The Trump administration achieved a landmark antitrust victory this week. The Justice Department was gearing up to oppose drugmaker Bayer's plan to buy agribusiness giant Monsanto for $66 billion. Bayer only won approval by agreeing to sell off $9 billion worth of assets. It's the biggest such divestment in the history of U.S. antitrust enforcement.
It also demonstrated that, in the area of antitrust at least, President Trump may actually be an improvement over Barack Obama.
The basic point of antitrust law is to prevent companies from gaining a market position that allows them to squash competitors, and thus force either consumers or other businesses to come to them alone for goods or services. Once antitrust regulators determine that a company has that market position (or in this case, that a proposed merger will give it that market position) they must decide what to do about it.
The Obama administration's solution typically centered on what are called "behavioral remedies." Simply put, they'd allow a deal to go through if the merged company agreed to abide by certain rules. For instance, when Charter Communications wanted to merge with Time Warner Cable, Obama's Justice Department gave it the green light on a few conditions: that it not impose usage-based pricing or caps on data for several years, or that it not charge rival content creators extra to reach customers.

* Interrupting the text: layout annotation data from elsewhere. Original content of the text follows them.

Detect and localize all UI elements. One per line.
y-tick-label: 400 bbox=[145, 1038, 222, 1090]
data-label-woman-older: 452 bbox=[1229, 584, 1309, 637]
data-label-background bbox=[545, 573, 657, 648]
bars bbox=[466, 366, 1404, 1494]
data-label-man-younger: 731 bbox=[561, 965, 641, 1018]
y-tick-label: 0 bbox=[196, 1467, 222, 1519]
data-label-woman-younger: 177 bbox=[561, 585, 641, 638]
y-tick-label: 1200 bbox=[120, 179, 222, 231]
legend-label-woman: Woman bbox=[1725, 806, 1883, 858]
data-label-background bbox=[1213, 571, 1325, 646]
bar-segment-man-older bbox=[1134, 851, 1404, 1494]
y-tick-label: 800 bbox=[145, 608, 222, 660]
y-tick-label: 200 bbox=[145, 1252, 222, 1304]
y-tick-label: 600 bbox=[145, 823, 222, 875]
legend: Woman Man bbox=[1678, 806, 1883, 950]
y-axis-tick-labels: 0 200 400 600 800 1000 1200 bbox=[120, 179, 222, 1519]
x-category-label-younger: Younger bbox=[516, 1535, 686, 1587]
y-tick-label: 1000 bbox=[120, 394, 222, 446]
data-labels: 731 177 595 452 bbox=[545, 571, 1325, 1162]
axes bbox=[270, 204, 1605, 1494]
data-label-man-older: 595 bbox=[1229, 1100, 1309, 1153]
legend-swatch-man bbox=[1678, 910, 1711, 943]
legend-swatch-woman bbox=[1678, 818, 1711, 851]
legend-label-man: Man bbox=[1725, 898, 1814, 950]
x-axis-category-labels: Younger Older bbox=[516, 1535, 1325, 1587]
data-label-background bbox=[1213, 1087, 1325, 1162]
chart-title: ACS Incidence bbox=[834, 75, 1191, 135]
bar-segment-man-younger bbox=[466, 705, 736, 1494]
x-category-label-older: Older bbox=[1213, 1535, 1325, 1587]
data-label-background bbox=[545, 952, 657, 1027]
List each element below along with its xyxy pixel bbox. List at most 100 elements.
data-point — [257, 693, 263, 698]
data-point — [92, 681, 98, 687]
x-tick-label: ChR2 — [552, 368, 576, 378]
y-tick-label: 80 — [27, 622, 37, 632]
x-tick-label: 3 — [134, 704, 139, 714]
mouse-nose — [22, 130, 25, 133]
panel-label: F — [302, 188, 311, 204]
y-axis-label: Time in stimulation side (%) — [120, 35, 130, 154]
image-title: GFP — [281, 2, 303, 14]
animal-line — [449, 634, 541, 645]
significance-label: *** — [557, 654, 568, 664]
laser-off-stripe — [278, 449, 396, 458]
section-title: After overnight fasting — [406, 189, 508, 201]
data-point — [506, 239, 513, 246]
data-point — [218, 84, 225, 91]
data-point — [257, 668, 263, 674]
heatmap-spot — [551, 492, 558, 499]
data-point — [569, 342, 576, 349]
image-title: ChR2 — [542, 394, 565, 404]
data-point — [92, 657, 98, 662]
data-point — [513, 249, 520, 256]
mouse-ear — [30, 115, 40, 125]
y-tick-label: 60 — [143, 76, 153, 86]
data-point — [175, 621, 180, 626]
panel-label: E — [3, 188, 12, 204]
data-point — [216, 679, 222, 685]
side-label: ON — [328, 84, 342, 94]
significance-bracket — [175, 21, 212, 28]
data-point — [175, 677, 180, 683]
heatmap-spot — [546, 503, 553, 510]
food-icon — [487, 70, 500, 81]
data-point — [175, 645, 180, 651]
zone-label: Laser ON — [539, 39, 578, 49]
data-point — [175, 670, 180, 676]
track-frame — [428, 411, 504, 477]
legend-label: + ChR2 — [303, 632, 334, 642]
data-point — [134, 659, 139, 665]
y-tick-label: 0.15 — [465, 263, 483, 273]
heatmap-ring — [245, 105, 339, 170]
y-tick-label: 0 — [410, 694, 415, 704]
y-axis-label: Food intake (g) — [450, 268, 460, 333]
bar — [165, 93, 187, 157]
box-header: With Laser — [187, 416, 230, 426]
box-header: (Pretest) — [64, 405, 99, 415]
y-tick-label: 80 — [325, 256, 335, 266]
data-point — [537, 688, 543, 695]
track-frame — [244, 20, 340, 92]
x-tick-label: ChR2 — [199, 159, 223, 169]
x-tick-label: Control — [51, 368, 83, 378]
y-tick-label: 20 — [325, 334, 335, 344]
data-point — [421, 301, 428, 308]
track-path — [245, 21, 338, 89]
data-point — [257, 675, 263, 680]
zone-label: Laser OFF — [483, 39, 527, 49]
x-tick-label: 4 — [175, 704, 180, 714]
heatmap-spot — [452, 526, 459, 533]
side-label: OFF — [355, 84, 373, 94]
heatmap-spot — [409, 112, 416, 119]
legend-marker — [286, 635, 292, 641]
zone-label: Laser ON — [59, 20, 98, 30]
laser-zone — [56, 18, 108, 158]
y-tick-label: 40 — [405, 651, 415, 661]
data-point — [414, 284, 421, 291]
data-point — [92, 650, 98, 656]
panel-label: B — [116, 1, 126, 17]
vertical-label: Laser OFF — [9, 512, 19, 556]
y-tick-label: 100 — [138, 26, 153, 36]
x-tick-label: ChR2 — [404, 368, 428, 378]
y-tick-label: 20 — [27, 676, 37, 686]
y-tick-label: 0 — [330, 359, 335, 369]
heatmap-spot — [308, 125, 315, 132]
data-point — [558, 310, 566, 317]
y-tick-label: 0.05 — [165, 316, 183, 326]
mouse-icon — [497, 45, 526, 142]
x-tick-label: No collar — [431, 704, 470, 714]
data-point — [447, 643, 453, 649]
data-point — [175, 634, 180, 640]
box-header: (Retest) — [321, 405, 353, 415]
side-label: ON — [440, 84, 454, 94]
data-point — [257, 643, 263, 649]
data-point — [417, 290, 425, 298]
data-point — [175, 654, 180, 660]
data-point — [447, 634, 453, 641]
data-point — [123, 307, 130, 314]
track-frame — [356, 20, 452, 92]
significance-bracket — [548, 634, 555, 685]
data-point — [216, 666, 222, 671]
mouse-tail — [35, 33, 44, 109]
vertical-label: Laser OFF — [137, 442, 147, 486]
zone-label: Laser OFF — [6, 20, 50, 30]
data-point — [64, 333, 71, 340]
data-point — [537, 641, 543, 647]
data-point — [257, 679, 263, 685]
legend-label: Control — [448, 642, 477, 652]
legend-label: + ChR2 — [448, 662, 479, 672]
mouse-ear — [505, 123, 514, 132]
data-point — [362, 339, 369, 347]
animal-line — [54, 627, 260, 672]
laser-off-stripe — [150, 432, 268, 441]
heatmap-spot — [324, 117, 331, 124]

Behavioral remedies like this look nice because they seem less heavy-handed. Rather than busting businesses up, the feds get them to agree to some rules.
Unfortunately, this also makes behavioral remedies difficult to enforce.
"It is difficult for the Department of Justice to police behavioral remedies over time, especially in complicated and changing markets," Fiona Scott Morton explained at the blog Pro-Market.
The agency does not have the expertise, procedures, or personnel needed to be a good regulator, and the antitrust laws were not designed to create a regulator. Moreover, the division is fully occupied analyzing current transactions. The mechanism for seeking change or punishment, should the environment shift or the parties fail to comply with the consent decree, is relatively slow and costly. Small, harmed competitors do not have the time or capital to defend themselves through that process. [Pro-Market]
This has led Makan Delrahim, Trump's assistant attorney general for antitrust cases, and other enforcers to focus on structural remedies instead. Essentially, if a merger is problematic, either force the company to break up or block the deal entirely. It may be a more old-school and blunt force solution. But it's also a lot simpler and cleaner than saying "Yes, but ..."
That brings us back to the Bayer-Monsanto deal. Among other things, the settlement with the Justice Department forces Bayer to sell off its business assets in vegetable, canola, and soybean seeds. Otherwise, all of that would've been combined with Monsanto's seed business to kill off competitive pressure.
This is hardly the only instance of Trump's antitrust enforcers relying on structural remedies. They also went to the mat to stop AT&T from merging with Time Warner (which is distinct from Time Warner Cable). Instead of relying on behavioral remedies, Trump's regulators insisted that Time Warner sell off its Turner Broadcasting Division, or that AT&T sell off DirecTV. The companies balked, so the case went to trial and just recently wrapped up. The decision should come down in mid-June. Herbert Hovenkamp, a University of Pennsylvania professor and a well-known antitrust expert, thinks the government has a good shot at winning the case.
The fight over the AT&T and Time Warner merger is also significant because it's an example of vertical integration. That's when two companies at different points in a supply chain merge. In this case, Time Warner produces media content, and AT&T controls the wires and networks that deliver that content to customers. Since the 1980s, regulators have allowed a lot more vertical integrations on the assumption that they're not as dangerous as more traditional horizontal mergers — two companies that provide the same products and services combining. But now the government is surprising everyone by cracking down on vertical mergers again.
“One reason for more concern about vertical deals is that behavioral remedies are falling out of favor because they do not work well,” Steven Salop, a Georgetown University Law Center professor, explained to Reuters.
On the whole, Trump's policies have been the exact opposite of the anti-big-business populism he promised. So the aggressive antitrust enforcement looks a little strange. Delrahim himself said he didn't see the AT&T and Time Warner deal as "a major antitrust problem" as recently as 2016. There are swirling suspicions Trump wants to ax the deal just to punish CNN for negative coverage. Delrahim has been a longtime Trump loyalist: He was a vocal supporter, he helped with the transition team and with Neil Gosruch's nomionation to the Supreme Court, and he served as Trump's deputy White House counsel. Before that, Delrahim was a registered lobbyist for Comcast and AT&T, of all things.
Yet the turns towards structural remedies and more strict scrutiny of vertical mergers are both unquestionably good things. And the content of their cases against both mergers make sense on their internal merits.